Topography in Revit can be tricky to manage for a number of reasons, but I would say the most limiting factor is that you can only input points (meaning, you cannot input contour lines or a mesh). If you do use a mesh or 3D lines to create a Topo, Revit simply takes the points from those elements and gives you no control in the generated mesh and contours.
This can be fairly frustrating, particularly if you are accustomed to Civil 3D, where you have control over these elements. Unfortunately, this is an issue that is hard-coded into Revit Topos, so until Autodesk decides to fix the Revit surface engine there isn’t much you can do (besides use other elements, which can be a partial solution).
Once the Topo is generated, you can extract the contour lines and underlying mesh elements by exporting a 3D view to dwg. And with Dynamo, you can extract all three Topo elements (points, contour lines, and mesh) entirely within Revit.

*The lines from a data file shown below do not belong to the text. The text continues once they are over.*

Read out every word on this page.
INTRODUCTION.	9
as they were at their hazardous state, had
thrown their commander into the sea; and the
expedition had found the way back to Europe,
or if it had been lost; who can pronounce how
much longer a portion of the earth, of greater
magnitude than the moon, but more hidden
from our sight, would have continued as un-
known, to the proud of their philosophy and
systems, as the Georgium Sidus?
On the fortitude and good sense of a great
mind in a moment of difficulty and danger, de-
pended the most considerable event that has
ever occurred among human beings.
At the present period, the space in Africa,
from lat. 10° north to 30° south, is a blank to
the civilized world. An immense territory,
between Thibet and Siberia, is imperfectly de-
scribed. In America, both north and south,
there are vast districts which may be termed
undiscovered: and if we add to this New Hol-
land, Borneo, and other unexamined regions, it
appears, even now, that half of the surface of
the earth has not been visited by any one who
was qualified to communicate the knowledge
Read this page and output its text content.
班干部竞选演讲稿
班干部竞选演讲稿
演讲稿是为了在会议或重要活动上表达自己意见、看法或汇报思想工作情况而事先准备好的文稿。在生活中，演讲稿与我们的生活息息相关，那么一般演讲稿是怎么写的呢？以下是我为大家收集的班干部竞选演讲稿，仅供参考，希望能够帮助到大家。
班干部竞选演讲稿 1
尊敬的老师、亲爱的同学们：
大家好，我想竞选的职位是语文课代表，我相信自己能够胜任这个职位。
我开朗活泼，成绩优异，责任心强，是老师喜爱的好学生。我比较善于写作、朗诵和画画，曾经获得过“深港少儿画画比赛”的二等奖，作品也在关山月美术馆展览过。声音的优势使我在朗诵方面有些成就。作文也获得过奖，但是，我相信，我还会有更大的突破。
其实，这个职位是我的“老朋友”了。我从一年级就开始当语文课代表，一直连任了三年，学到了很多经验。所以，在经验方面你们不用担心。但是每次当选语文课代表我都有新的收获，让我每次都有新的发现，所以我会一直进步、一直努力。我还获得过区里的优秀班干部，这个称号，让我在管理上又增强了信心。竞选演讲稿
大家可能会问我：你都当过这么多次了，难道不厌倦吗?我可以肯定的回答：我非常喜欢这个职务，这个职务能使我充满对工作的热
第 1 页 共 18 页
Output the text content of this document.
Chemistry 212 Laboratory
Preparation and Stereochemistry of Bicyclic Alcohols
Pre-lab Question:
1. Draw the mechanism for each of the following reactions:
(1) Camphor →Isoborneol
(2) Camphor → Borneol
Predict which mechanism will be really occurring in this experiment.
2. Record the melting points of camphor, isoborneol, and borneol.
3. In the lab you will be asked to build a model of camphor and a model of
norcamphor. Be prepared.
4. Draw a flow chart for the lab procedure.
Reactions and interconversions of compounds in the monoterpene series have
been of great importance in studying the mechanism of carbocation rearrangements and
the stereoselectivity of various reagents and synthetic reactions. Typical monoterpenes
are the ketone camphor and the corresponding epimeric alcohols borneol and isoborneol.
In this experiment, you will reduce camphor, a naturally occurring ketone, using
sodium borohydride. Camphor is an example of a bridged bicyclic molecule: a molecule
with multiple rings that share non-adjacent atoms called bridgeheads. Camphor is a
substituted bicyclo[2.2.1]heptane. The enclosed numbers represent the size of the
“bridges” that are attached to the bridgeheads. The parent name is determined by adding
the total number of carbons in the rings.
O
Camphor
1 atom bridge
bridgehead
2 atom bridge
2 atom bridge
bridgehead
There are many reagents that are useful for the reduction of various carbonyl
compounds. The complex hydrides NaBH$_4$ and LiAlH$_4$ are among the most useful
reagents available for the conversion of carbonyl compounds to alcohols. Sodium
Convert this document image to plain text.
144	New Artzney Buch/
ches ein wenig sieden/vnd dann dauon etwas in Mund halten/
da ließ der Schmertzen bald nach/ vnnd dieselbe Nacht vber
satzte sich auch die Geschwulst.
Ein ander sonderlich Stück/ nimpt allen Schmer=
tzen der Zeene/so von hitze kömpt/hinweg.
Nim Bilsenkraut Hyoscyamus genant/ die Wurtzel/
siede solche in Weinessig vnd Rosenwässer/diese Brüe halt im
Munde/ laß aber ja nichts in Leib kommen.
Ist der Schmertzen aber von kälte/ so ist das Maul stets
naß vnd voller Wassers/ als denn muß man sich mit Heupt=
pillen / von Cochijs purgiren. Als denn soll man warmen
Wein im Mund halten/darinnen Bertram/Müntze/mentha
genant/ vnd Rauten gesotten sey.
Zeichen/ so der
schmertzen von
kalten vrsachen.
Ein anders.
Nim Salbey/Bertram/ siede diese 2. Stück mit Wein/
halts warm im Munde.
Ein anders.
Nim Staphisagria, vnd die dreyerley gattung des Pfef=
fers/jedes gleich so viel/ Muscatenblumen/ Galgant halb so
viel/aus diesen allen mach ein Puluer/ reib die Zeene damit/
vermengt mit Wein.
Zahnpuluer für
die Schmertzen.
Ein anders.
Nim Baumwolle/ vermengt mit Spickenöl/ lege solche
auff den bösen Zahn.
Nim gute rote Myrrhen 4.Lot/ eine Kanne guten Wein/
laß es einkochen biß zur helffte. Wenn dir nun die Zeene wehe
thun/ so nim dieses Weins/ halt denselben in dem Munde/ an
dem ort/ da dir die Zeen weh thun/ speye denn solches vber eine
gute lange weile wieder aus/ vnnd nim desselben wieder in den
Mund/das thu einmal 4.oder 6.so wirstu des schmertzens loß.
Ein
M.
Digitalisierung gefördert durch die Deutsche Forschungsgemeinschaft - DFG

In Revit, Toposurfaces are Mesh elements. By definition, a mesh contains points, edges, and faces. Topos are always more manageable to edit when they have fewer points and edges, but all of those edges can also make them appear unrealistic.
There are a variety of methods you can use to smooth out those edges, but one of the quickest ways to do this is to convert the Topo into a Nurbs Surfaces (in Dynamo, of course).
If you’ve ever used Harry Mattison’s (Boost Your BIM) Revit add-in Topo From Lines, you might have noticed that it hasn’t been updated to either 2015 or 2016. But now you can do the same thing in Dynamo, and I have even created a custom node for this in the Landform package.
Since Dynamo provides access to the API, it can be quite useful in automating certain processes, such as placing, sizing, and rotating plants. But it can also be utilized as an analysis tool.
And Topography slope analysis is frequently required to determine which areas of land are buildable.